Historica Wiki
Advertisement
Henry St John, 1st Viscount Bolingbroke

Henry St John, 1st Viscount Bolingbroke (16 September 1678-12 December 1751) was an English Tory politician and supporter of the Jacobite rising of 1715.

Biography[]

Henry St John was born in Lydiard Tregoze, Wiltshire, England in 1678. St John befriended the Whigs James Stanhope, 1st Earl Stanhope and Edward Hopkins and shared their disposition to liberty, but his Tory friend William Trumball advised him that most Englishmen had neither honesty nor virtue enough to support liberty. He was known for his licentiousness during his youth, once running naked through the park while drunk. He became the Tory MP for Wootton Bassett in 1701, and he attached himself to Robert Harley and oversaw the bill securing the Protestant succession, impeached the Whig lords for their conduct concerning the Treaty of the Hague in 1698, and opposed the oath of loyalty against the Jacobite pretender James Francis Edward Stuart. He went on to serve as Secretary at War from 1704 to 1708, Secretary of State for the Northern Department from 1710 to 1713, and Secretary of State for the Southern Department from 1713 to 1714. St John supported peace with France amid the War of the Spanish Succession, and his relationship with Harley deteriorated. Bolingbroke gradually came to lead the Tories after Harley was elevated to the House of Lords, and Layd Abigail Masham identified herself with St John over Harley.

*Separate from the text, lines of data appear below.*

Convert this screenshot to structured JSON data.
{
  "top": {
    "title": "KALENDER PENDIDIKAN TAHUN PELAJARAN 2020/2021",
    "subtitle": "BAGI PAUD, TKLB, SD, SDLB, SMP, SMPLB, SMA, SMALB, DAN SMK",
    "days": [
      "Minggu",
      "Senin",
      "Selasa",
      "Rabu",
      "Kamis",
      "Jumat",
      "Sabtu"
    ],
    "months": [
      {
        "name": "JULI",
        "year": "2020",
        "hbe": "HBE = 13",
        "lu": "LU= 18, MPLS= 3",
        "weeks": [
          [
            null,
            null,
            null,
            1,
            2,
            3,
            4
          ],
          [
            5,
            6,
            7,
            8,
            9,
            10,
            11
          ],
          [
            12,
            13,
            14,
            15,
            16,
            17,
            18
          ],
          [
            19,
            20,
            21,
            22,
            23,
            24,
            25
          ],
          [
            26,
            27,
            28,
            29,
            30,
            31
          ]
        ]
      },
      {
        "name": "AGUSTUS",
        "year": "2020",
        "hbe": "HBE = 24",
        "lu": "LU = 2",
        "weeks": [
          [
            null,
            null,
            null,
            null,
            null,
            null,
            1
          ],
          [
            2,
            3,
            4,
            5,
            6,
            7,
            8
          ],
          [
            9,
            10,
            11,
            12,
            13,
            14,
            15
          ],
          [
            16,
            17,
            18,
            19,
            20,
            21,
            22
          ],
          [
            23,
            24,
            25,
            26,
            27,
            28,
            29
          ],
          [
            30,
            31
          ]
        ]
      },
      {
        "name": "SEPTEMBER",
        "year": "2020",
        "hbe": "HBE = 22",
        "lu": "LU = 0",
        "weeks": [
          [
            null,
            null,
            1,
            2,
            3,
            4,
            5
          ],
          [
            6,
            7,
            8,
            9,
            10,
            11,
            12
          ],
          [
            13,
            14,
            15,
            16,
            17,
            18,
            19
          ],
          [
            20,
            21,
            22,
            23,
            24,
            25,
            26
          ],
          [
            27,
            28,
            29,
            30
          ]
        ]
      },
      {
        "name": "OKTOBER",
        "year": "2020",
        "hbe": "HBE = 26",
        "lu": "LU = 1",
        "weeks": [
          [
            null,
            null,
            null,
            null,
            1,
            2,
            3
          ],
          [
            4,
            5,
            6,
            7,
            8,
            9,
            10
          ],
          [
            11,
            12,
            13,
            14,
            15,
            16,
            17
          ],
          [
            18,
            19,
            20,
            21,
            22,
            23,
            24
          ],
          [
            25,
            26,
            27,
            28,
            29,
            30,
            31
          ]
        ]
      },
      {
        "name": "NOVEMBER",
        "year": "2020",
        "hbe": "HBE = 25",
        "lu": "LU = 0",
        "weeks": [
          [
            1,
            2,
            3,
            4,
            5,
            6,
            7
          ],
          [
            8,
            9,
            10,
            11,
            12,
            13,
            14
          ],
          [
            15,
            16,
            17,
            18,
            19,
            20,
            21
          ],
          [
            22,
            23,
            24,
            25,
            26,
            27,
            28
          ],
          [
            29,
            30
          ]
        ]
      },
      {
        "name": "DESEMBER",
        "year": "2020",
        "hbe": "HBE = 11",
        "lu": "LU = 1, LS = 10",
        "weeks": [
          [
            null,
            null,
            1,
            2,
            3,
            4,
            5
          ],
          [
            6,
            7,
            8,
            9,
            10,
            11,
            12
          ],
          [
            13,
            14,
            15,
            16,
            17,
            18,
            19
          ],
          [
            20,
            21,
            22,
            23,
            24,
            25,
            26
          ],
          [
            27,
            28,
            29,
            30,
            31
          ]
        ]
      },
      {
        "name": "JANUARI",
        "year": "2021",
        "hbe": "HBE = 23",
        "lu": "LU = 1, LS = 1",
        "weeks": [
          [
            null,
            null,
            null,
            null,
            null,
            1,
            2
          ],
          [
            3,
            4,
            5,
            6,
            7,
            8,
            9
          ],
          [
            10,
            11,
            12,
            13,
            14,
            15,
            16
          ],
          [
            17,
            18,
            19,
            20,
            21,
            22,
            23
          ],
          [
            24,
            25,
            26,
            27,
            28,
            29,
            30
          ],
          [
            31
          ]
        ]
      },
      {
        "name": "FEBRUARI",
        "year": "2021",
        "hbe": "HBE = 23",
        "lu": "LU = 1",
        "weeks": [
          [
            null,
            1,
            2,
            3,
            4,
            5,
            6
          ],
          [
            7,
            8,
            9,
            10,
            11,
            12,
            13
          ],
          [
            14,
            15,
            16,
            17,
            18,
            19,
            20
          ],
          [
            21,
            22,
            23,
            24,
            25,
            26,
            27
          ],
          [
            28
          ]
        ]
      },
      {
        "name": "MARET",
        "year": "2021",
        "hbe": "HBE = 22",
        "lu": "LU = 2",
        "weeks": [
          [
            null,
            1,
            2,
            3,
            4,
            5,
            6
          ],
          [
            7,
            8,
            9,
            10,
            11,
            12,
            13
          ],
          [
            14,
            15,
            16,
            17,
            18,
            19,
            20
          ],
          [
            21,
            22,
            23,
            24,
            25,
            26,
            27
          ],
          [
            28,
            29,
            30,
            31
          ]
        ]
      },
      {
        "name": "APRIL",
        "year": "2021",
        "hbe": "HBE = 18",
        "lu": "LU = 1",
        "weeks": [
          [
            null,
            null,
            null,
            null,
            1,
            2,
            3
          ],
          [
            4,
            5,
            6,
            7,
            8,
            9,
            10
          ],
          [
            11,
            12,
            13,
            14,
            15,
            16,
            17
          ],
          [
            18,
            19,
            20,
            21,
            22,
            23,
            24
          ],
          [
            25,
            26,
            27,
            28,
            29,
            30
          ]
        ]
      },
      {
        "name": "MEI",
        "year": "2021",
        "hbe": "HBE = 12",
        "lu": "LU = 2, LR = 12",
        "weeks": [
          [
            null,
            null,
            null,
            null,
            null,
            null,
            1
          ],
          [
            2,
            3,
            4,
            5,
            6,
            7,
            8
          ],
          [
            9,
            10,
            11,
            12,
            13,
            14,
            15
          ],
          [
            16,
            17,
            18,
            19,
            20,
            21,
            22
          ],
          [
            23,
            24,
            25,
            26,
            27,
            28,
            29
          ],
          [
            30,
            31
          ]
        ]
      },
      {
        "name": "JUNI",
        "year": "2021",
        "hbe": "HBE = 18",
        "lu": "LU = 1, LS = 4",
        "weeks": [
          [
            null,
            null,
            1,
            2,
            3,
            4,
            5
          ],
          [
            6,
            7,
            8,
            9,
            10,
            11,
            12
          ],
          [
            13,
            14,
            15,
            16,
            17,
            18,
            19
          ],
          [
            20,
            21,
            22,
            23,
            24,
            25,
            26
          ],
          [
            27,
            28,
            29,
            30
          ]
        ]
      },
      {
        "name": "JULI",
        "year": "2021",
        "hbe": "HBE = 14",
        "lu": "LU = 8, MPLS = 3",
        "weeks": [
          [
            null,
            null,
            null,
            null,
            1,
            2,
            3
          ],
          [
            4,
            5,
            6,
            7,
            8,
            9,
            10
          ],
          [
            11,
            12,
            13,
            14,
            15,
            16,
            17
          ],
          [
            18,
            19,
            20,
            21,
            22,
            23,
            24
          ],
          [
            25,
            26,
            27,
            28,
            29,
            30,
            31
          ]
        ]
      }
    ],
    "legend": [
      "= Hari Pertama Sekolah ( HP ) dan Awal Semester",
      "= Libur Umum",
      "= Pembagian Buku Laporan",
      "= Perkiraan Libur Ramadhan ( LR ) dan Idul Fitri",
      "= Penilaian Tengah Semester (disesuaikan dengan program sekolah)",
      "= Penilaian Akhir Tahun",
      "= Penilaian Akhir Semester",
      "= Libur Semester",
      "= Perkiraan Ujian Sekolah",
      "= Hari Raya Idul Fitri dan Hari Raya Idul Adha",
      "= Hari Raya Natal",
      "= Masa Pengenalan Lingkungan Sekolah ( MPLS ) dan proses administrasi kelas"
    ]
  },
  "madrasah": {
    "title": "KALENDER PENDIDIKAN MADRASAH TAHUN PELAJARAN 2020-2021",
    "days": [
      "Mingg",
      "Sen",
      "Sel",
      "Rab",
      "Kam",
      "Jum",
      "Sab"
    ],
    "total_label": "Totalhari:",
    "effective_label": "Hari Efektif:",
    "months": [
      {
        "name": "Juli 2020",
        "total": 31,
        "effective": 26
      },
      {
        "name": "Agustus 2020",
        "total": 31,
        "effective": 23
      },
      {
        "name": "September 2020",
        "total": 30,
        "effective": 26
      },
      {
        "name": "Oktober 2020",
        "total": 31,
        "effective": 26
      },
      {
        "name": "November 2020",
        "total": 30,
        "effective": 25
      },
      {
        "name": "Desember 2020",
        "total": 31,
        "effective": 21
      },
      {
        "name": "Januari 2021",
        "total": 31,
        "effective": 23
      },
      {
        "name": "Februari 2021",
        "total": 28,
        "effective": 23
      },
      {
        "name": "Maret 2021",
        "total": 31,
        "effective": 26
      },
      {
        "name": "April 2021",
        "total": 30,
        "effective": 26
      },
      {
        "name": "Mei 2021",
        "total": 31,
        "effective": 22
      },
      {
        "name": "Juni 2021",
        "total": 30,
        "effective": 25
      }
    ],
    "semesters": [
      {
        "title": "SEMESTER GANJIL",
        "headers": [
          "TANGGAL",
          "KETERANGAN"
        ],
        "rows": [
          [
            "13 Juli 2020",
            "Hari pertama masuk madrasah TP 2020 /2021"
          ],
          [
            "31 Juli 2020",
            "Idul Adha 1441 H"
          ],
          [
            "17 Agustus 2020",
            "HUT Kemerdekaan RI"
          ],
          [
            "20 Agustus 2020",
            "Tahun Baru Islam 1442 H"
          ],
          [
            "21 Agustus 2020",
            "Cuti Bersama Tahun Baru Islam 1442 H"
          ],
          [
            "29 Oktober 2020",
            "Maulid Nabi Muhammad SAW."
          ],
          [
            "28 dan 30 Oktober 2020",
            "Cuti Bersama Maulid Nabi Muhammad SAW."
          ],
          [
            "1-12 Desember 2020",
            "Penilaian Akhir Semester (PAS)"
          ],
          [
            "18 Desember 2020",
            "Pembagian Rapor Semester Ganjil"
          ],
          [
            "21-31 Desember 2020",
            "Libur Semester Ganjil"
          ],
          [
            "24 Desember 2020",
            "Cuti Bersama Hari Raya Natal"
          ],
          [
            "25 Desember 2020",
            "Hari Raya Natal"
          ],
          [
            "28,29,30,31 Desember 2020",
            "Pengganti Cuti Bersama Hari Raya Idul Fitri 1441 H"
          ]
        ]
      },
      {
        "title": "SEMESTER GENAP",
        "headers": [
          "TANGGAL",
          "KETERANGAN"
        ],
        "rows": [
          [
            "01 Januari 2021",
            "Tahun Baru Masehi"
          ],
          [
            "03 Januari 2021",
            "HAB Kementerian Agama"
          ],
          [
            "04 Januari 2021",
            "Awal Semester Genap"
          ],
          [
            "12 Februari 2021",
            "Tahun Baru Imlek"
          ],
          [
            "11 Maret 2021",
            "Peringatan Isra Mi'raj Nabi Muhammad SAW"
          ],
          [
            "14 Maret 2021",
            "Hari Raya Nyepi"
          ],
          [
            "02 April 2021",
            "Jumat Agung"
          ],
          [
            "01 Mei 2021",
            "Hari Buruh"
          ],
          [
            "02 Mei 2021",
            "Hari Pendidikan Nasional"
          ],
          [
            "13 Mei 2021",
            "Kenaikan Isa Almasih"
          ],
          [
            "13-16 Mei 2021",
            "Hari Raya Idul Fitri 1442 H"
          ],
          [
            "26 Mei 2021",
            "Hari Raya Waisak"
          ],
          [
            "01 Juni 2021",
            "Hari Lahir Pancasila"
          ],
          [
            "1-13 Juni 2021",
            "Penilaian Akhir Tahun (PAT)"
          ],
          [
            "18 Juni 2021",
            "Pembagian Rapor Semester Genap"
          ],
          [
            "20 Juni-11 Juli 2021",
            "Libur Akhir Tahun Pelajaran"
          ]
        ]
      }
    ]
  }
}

However, he was immediately dismissed from office by King George I of Great Britain on his accession to the throne in 1714, and he fled to Paris and joined the Old PRetender, who made him Earl of Bolingbroke and the Jacobite Secretary of State. In 1716, he switched sides again after King Louis XV of France refused to endorse any further Jacobite schemes, and he lost his titles and property after Parliament voted a bill of attainder for treason. He was able to recover the good graces of King George, and he was pardoned in 1723. He supported an alliance with the Opposition Whigs during the 1730s, but he retired to France in 1735 after Robert Walpole's Whigs won a huge majority in that year's elections. St John showed no sympathy for the Jacobite rising of 1745, and he died in 1751.